Leveraging Multimodal Diffusion Models to Accelerate Imaging with Side Information

TL;DR

This paper introduces a multimodal diffusion model framework that leverages cheaper auxiliary data to reduce the number of measurements needed for high-quality imaging in scientific applications, especially materials science.

Contribution

The authors develop a novel training framework for multimodal diffusion models that transforms complex inverse problems with black-box models into simple inpainting tasks, enabling efficient imaging with less data.

Findings

Achieves superior image reconstruction using side information.

Requires significantly less data from expensive microscopy.
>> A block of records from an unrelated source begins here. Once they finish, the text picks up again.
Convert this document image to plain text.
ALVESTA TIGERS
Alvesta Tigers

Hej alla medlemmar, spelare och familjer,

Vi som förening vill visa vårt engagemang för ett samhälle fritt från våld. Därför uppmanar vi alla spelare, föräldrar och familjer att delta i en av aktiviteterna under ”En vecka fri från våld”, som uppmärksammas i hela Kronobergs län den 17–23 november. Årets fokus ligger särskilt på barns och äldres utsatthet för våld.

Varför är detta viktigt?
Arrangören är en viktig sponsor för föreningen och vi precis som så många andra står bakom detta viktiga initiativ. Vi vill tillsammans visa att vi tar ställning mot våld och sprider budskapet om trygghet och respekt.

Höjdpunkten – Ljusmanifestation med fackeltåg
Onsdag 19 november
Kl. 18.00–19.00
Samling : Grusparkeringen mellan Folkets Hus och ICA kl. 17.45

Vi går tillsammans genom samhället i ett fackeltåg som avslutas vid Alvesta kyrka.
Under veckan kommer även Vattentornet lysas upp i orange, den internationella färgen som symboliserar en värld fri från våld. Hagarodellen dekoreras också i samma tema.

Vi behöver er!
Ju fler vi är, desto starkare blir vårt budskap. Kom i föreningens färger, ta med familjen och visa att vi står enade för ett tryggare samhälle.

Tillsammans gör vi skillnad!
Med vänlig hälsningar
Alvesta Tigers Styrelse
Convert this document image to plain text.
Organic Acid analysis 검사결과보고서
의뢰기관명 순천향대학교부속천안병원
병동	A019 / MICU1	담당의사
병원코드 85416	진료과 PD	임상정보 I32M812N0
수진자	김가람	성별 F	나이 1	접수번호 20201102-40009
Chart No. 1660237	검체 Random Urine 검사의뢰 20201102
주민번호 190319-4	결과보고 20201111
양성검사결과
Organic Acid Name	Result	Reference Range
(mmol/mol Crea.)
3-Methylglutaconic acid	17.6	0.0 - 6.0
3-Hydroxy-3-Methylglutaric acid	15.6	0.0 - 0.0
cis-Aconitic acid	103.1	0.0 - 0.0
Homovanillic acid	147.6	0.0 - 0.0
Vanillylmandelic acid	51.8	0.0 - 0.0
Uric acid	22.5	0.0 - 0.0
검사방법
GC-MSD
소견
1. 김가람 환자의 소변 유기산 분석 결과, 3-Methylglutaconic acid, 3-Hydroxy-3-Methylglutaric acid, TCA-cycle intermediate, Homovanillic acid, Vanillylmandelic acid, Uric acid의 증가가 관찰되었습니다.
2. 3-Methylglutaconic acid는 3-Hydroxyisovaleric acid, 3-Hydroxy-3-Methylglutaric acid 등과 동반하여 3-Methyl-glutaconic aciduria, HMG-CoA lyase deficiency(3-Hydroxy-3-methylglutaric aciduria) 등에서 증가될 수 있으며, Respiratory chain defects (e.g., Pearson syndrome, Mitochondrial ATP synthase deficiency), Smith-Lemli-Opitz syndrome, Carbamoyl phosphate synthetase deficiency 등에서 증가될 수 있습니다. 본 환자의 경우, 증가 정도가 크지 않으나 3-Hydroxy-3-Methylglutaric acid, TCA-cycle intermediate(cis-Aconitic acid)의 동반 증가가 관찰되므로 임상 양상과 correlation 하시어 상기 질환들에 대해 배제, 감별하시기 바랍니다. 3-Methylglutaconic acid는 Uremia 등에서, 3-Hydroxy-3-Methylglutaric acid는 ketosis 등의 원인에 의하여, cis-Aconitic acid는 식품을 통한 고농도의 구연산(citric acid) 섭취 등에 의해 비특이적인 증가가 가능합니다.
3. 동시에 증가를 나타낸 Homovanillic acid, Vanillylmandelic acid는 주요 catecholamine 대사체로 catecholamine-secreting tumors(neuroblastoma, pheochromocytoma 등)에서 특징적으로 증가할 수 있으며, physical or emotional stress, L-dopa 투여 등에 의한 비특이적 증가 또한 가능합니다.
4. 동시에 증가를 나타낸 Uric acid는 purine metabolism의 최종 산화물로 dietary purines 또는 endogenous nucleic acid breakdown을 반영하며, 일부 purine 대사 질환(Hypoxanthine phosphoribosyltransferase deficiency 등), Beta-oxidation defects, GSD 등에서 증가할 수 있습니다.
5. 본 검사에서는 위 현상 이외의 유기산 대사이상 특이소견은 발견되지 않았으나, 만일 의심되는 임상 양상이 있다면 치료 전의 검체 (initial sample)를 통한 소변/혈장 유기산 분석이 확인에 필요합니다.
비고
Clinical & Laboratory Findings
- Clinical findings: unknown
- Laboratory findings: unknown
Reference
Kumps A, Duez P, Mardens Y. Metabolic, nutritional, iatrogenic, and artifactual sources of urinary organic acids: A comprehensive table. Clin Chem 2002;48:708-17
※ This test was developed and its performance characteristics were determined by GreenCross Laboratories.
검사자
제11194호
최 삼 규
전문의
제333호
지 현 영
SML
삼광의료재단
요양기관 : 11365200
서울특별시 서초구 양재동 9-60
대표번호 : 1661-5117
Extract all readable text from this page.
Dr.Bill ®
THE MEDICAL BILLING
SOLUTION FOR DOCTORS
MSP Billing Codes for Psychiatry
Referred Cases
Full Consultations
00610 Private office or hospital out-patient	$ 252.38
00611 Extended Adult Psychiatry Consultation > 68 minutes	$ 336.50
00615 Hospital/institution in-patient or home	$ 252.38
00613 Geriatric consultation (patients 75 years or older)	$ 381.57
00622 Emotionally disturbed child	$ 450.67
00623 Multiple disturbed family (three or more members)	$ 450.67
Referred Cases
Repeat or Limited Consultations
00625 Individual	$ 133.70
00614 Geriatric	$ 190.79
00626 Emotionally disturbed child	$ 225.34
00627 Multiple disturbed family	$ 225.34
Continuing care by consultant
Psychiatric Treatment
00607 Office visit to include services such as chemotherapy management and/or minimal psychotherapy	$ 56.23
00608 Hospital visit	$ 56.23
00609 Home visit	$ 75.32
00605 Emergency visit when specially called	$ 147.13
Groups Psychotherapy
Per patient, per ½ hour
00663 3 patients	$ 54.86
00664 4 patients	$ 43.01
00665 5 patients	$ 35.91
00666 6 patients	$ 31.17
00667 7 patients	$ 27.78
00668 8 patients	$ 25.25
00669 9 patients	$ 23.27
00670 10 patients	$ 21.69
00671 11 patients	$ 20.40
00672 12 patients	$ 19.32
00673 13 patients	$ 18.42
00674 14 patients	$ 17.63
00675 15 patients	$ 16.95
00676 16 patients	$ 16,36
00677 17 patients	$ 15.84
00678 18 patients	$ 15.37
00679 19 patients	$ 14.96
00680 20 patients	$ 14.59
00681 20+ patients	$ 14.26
Demonstrates feasibility on materials imagery data.

Abstract

Diffusion models have found phenomenal success as expressive priors for solving inverse problems, but their extension beyond natural images to more structured scientific domains remains limited. Motivated by applications in materials science, we aim to reduce the number of measurements required from an expensive imaging modality of interest, by leveraging side information from an auxiliary modality that is much cheaper to obtain. To deal with the non-differentiable and black-box nature of the forward model, we propose a framework to train a multimodal diffusion model over the joint modalities, turning inverse problems with black-box forward models into simple linear inpainting problems. Numerically, we demonstrate the feasibility of training diffusion models over materials imagery data, and show that our approach achieves superior image reconstruction by leveraging the available side information, requiring significantly less amount of data from the expensive microscopy modality.